DiscussionTools currently has a somewhat frequent exception (T343859) that recently had some details added:

-					throw new LogicException( "Database can't find our row and won't let us insert it" );
+					throw new NormalizedException(
+						"Database can't find our row and won't let us insert it on page {page} revision {revision}",
+						[
+							'page' => $rev->getPageId(),
+							'revision' => $rev->getId(),
+						]
+					);

On the face of it, this is a textbook use of NormalizedException. However, the result in logspam-watch looks like this:

image.png (570×1 px, 256 KB)

It looks like logspam-watch is using the unnormalized message instead of the normalized message, thus negating the benefit of message normalization: there’s a wall of similar but different messages with low hit counts, rather than a single entry with an aggregate hit count.

This might be limited to this particular exception (though I don’t know how or why) – notice that the DBTransactionSizeError in the screenshot shows a normalized message. (That class is also implemented using the NormalizedException library, but using INormalizedException + NormalizedExceptionTrait instead of the NormalizedException class…)

Event Timeline

(Not sure which tags logspam-watch belongs to, I grabbed some relevant-seeming ones from older tasks.)

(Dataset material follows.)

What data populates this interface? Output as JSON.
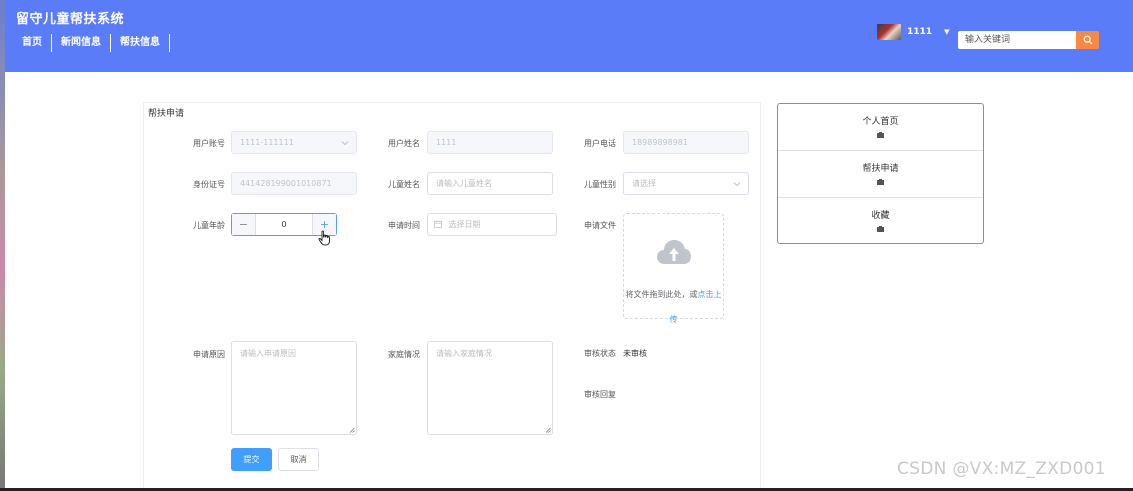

The message seems to be normalized correctly in Logstash, at least:

image.png (136×911 px, 17 KB)

logspam-watch works by reading the /srv/mw-log/{exception,error}.log files which only have the final error message (no template). The reason some other messages are consolidated is that the script has some rules to handle them: https://gerrit.wikimedia.org/r/plugins/gitiles/operations/puppet/+/refs/heads/production/modules/role/files/logging/logspam.pl#131

Feel free to add additional patterns!

But the DBTransactionSizeError is properly normalized in /srv/mw-log/exception.log:

[Exception Wikimedia\Rdbms\DBTransactionSizeError] (/srv/mediawiki/php-1.41.0-wmf.26/includes/libs/rdbms/loadbalancer/LoadBalancer.php:1427) Transaction spent {time}s in writes, exceeding the 3s limit

I wonder if the different MediaWiki entry points log errors to that file differently? The “Transaction spent {time}s” messages seem to come from /w/index.php while the “Database can't find our row” ones seem to come from /rpc/RunSingleJob.php according to their stack traces.

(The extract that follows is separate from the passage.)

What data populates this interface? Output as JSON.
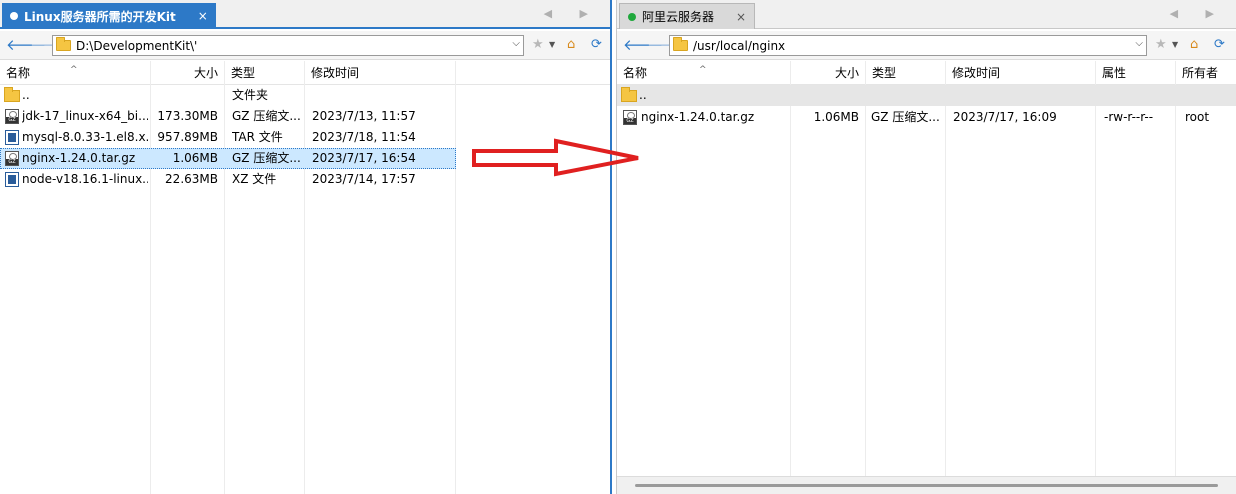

I see what you mean. Interesting.

(At this point I agree it’s not a problem in logspam-watch, but I feel like I don’t know enough yet to retitle the task. I tried looking for more normalized exceptions in the log file but didn’t find any other examples that could support or disprove my entry point hypothesis.)

Change 959802 had a related patch set uploaded (by Ahmon Dancy; author: Ahmon Dancy):

[operations/puppet@production] logspam.pl: Consolidate another database-related message

https://gerrit.wikimedia.org/r/959802

Change 959802 merged by Jbond:

[operations/puppet@production] logspam.pl: Consolidate another database-related message

https://gerrit.wikimedia.org/r/959802

thcipriani assigned this task to dancy.
thcipriani subscribed.

We've dealt with this particular log message. Closing this one out now.

IMHO the underlying issue (that unnormalized messages ended up in the log file) should be fixed, but it’s difficult to investigate.